US-oil-gas-drillers-cashflows_2010-2014

And those shortages in each year forced the companies to raise more debt and sell assets to fund more drilling, other capital expenditures, operational costs, dividends, and stock buybacks.

Of the three sources of cash – operations, net increase in debt, and asset sales – during the first quarters going back six years, net increases in debt accounted for over 20% of the incoming cash since 2012. For instance, In 2013, cash from operations supplied only 60% of the cash needs; most of the rest was borrowed, and some was covered by asset sales:

US-oil-gas-drillers-sources-of-cash

The EIA was quick to minimize the issue, claiming that this debt that has been spiraling out of control wasn’t “necessarily a negative indicator.” That low interest rates allowed companies to get fresh debt capital to cover their operational cash shortages. And that piling on debt “to fuel growth is a typical strategy, particularly among smaller producers.” And besides, this ballooning debt would be “met with increased production, generating more revenue to service future debt payments.”

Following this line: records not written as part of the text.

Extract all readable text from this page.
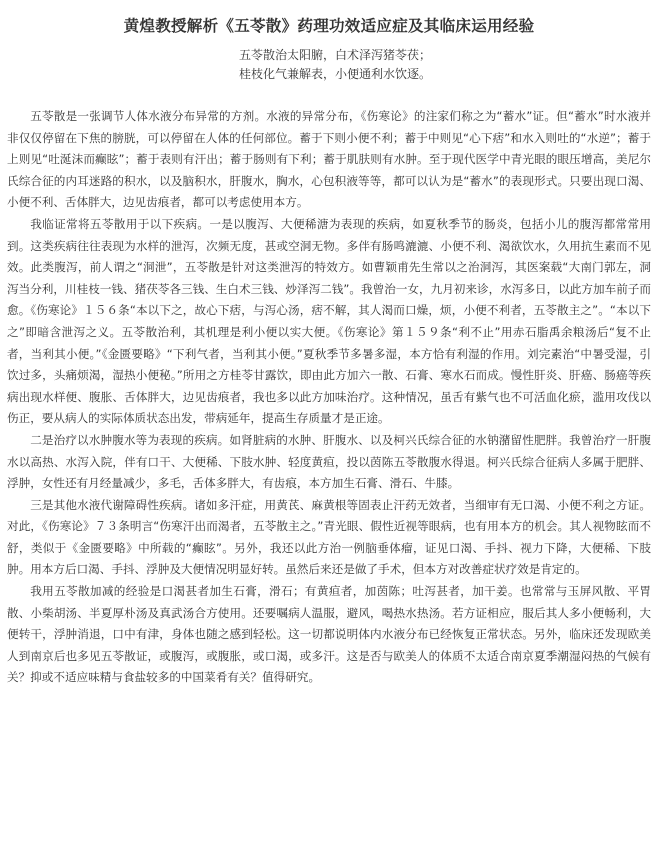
黄煌教授解析《五苓散》药理功效适应症及其临床运用经验
五苓散治太阳腑，白术泽泻猪苓茯；
桂枝化气兼解表，小便通利水饮逐。

五苓散是一张调节人体水液分布异常的方剂。水液的异常分布，《伤寒论》的注家们称之为“蓄水”证。但“蓄水”时水液并非仅仅停留在下焦的膀胱，可以停留在人体的任何部位。蓄于下则小便不利；蓄于中则见“心下痞”和水入则吐的“水逆”；蓄于上则见“吐涎沫而癫眩”；蓄于表则有汗出；蓄于肠则有下利；蓄于肌肤则有水肿。至于现代医学中青光眼的眼压增高，美尼尔氏综合征的内耳迷路的积水，以及脑积水，肝腹水，胸水，心包积液等等，都可以认为是“蓄水”的表现形式。只要出现口渴、小便不利、舌体胖大，边见齿痕者，都可以考虑使用本方。

我临证常将五苓散用于以下疾病。一是以腹泻、大便稀溏为表现的疾病，如夏秋季节的肠炎，包括小儿的腹泻都常常用到。这类疾病往往表现为水样的泄泻，次频无度，甚或空洞无物。多伴有肠鸣漉漉、小便不利、渴欲饮水，久用抗生素而不见效。此类腹泻，前人谓之“洞泄”，五苓散是针对这类泄泻的特效方。如曹颖甫先生常以之治洞泻，其医案载“大南门郭左，洞泻当分利，川桂枝一钱、猪茯苓各三钱、生白术三钱、炒泽泻二钱”。我曾治一女，九月初来诊，水泻多日，以此方加车前子而愈。《伤寒论》１５６条“本以下之，故心下痞，与泻心汤，痞不解，其人渴而口燥，烦，小便不利者，五苓散主之”。“本以下之”即暗含泄泻之义。五苓散治利，其机理是利小便以实大便。《伤寒论》第１５９条“利不止”用赤石脂禹余粮汤后“复不止者，当利其小便。”《金匮要略》“下利气者，当利其小便。”夏秋季节多暑多湿，本方恰有利湿的作用。刘完素治“中暑受湿，引饮过多，头痛烦渴，湿热小便秘。”所用之方桂苓甘露饮，即由此方加六一散、石膏、寒水石而成。慢性肝炎、肝癌、肠癌等疾病出现水样便、腹胀、舌体胖大，边见齿痕者，我也多以此方加味治疗。这种情况，虽舌有紫气也不可活血化瘀，滥用攻伐以伤正，要从病人的实际体质状态出发，带病延年，提高生存质量才是正途。

二是治疗以水肿腹水等为表现的疾病。如肾脏病的水肿、肝腹水、以及柯兴氏综合征的水钠潴留性肥胖。我曾治疗一肝腹水以高热、水泻入院，伴有口干、大便稀、下肢水肿、轻度黄疸，投以茵陈五苓散腹水得退。柯兴氏综合征病人多属于肥胖、浮肿，女性还有月经量减少，多毛，舌体多胖大，有齿痕，本方加生石膏、滑石、牛膝。

三是其他水液代谢障碍性疾病。诸如多汗症，用黄芪、麻黄根等固表止汗药无效者，当细审有无口渴、小便不利之方证。对此，《伤寒论》７３条明言“伤寒汗出而渴者，五苓散主之。”青光眼、假性近视等眼病，也有用本方的机会。其人视物眩而不舒，类似于《金匮要略》中所载的“癫眩”。另外，我还以此方治一例脑垂体瘤，证见口渴、手抖、视力下降，大便稀、下肢肿。用本方后口渴、手抖、浮肿及大便情况明显好转。虽然后来还是做了手术，但本方对改善症状疗效是肯定的。

我用五苓散加减的经验是口渴甚者加生石膏，滑石；有黄疸者，加茵陈；吐泻甚者，加干姜。也常常与玉屏风散、平胃散、小柴胡汤、半夏厚朴汤及真武汤合方使用。还要嘱病人温服，避风，喝热水热汤。若方证相应，服后其人多小便畅利，大便转干，浮肿消退，口中有津，身体也随之感到轻松。这一切都说明体内水液分布已经恢复正常状态。另外，临床还发现欧美人到南京后也多见五苓散证，或腹泻，或腹胀，或口渴，或多汗。这是否与欧美人的体质不太适合南京夏季潮湿闷热的气候有关？抑或不适应味精与食盐较多的中国菜肴有关？值得研究。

This is where debt smacks into fracking. Fracked wells have nasty decline rates. They differ from well to well, with some estimates pegging the average declines at 50% to 78% by the end of the first year. After a few years, production might be down to less than 10% of production in the first year. In other words, the cash that has been drilled into ground has to be earned back within a terribly short time and has to be used to pay off the debt incurred in drilling the well. If not, the debt is left over, when the well is producing just a trickle.

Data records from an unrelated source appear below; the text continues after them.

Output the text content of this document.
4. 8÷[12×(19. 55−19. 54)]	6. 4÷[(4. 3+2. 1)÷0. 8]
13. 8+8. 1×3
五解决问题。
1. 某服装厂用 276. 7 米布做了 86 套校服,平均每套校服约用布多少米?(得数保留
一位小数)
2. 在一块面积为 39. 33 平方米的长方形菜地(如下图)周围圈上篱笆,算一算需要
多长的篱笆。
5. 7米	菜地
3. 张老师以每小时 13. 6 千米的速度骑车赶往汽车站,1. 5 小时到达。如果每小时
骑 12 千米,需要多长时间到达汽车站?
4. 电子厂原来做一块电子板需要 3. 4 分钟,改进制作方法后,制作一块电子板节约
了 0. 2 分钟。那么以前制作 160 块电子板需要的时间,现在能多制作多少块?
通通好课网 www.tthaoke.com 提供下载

This is exactly what is happening. It’s a horrendous treadmill. Just to maintain production, companies have to drill more and more and incur more and more debt, even as revenues are disappointing. In addition, drillers with heavy reliance on natural gas have faced prices for dry gas that  have been so low for years that most wells will never generate enough cash to cover the costs of production. And much of the capital that went into them has been destroyed.

A Bloomberg analysis of 61 companies drilling for shale oil and gas found that debt among them nearly doubled over the past four years, while revenues inched up only 5.6%. And interest payments on that ballooning debt is taking up an ever larger portion of the revenues – even at today’s record low interest rates – with 12 of the companies already paying over 10% of their revenues in interest.

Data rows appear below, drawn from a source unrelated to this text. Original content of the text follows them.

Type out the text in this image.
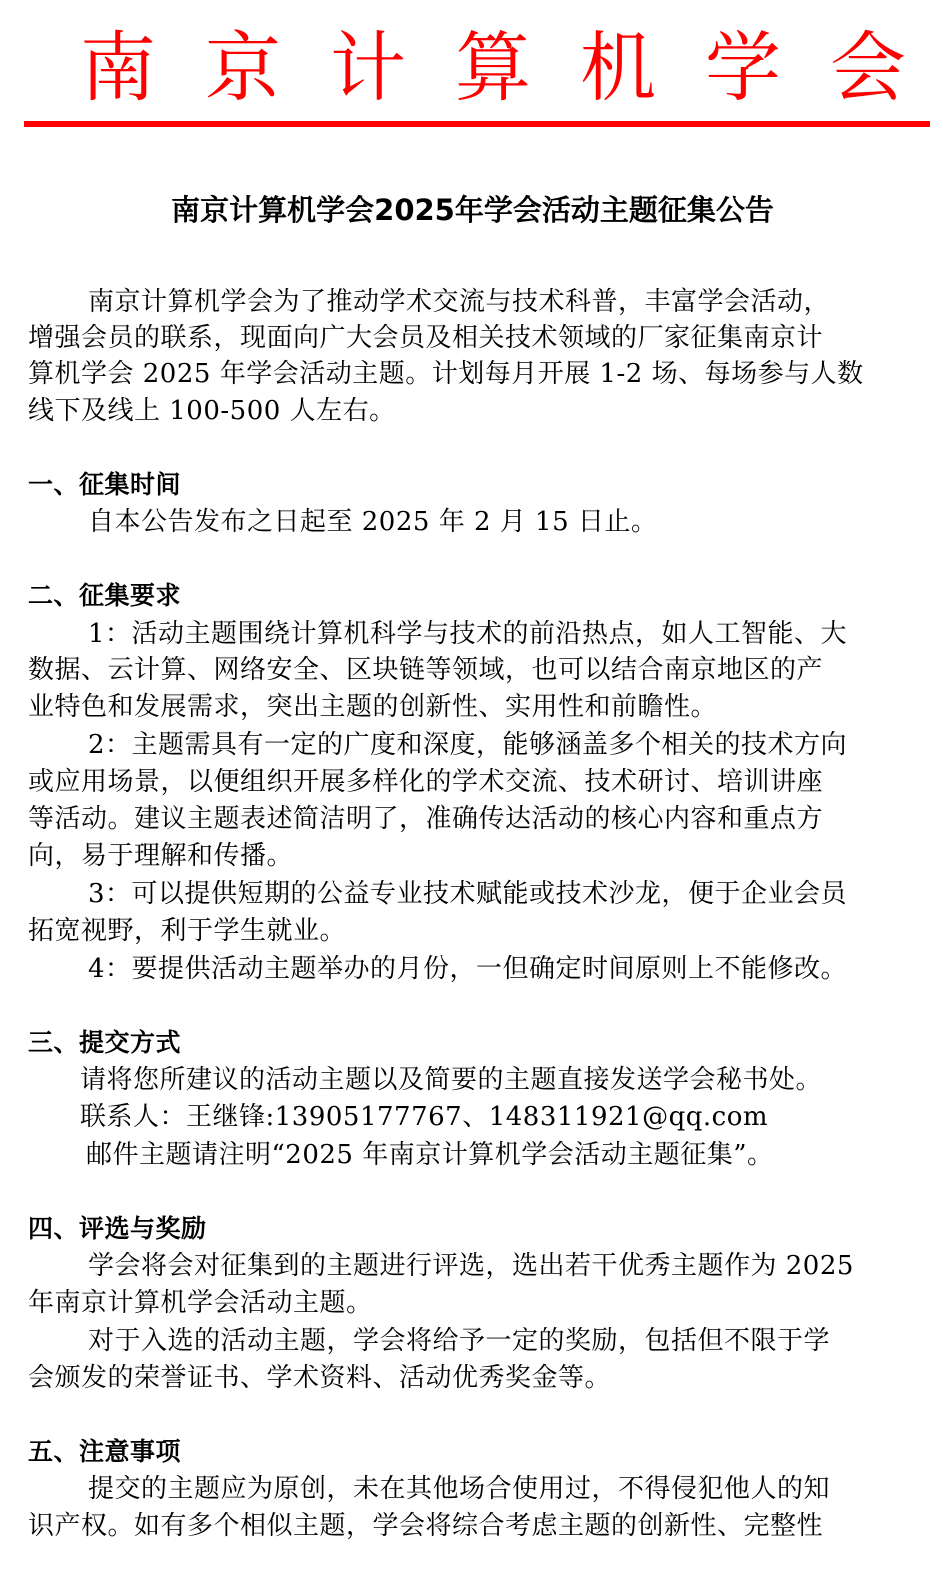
南 京 计 算 机 学 会
南京计算机学会2025年学会活动主题征集公告
南京计算机学会为了推动学术交流与技术科普，丰富学会活动，
增强会员的联系，现面向广大会员及相关技术领域的厂家征集南京计
算机学会 2025 年学会活动主题。计划每月开展 1-2 场、每场参与人数
线下及线上 100-500 人左右。
一、征集时间
自本公告发布之日起至 2025 年 2 月 15 日止。
二、征集要求
1：活动主题围绕计算机科学与技术的前沿热点，如人工智能、大
数据、云计算、网络安全、区块链等领域，也可以结合南京地区的产
业特色和发展需求，突出主题的创新性、实用性和前瞻性。
2：主题需具有一定的广度和深度，能够涵盖多个相关的技术方向
或应用场景，以便组织开展多样化的学术交流、技术研讨、培训讲座
等活动。建议主题表述简洁明了，准确传达活动的核心内容和重点方
向，易于理解和传播。
3：可以提供短期的公益专业技术赋能或技术沙龙，便于企业会员
拓宽视野，利于学生就业。
4：要提供活动主题举办的月份，一但确定时间原则上不能修改。
三、提交方式
请将您所建议的活动主题以及简要的主题直接发送学会秘书处。
联系人：王继锋:13905177767、148311921@qq.com
邮件主题请注明“2025 年南京计算机学会活动主题征集”。
四、评选与奖励
学会将会对征集到的主题进行评选，选出若干优秀主题作为 2025
年南京计算机学会活动主题。
对于入选的活动主题，学会将给予一定的奖励，包括但不限于学
会颁发的荣誉证书、学术资料、活动优秀奖金等。
五、注意事项
提交的主题应为原创，未在其他场合使用过，不得侵犯他人的知
识产权。如有多个相似主题，学会将综合考虑主题的创新性、完整性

The financial hype around fracking, the limitless, nearly free liquidity provided by the Fed since late 2008, and investors so desperate for yield that they’re willing to incur just about any risks in their vain battle to come out ahead have had Wall Street frothing at the mouth. The sweeps of creative destruction have broken down. Instead, the boundless stream of money has been searching for a place to go, and it went to an economic activity – fracking – where money goes to die. What’s left is debt, and wells, especially gas wells, that will never produce enough to pay off the debt that was incurred to drill them.

These binges can go on for a long time, for far longer than a sane person in normal times would think possible. But with revenues barely growing, cash flows from operations stagnant, and debt levels that are soaring, at some point, something has to give.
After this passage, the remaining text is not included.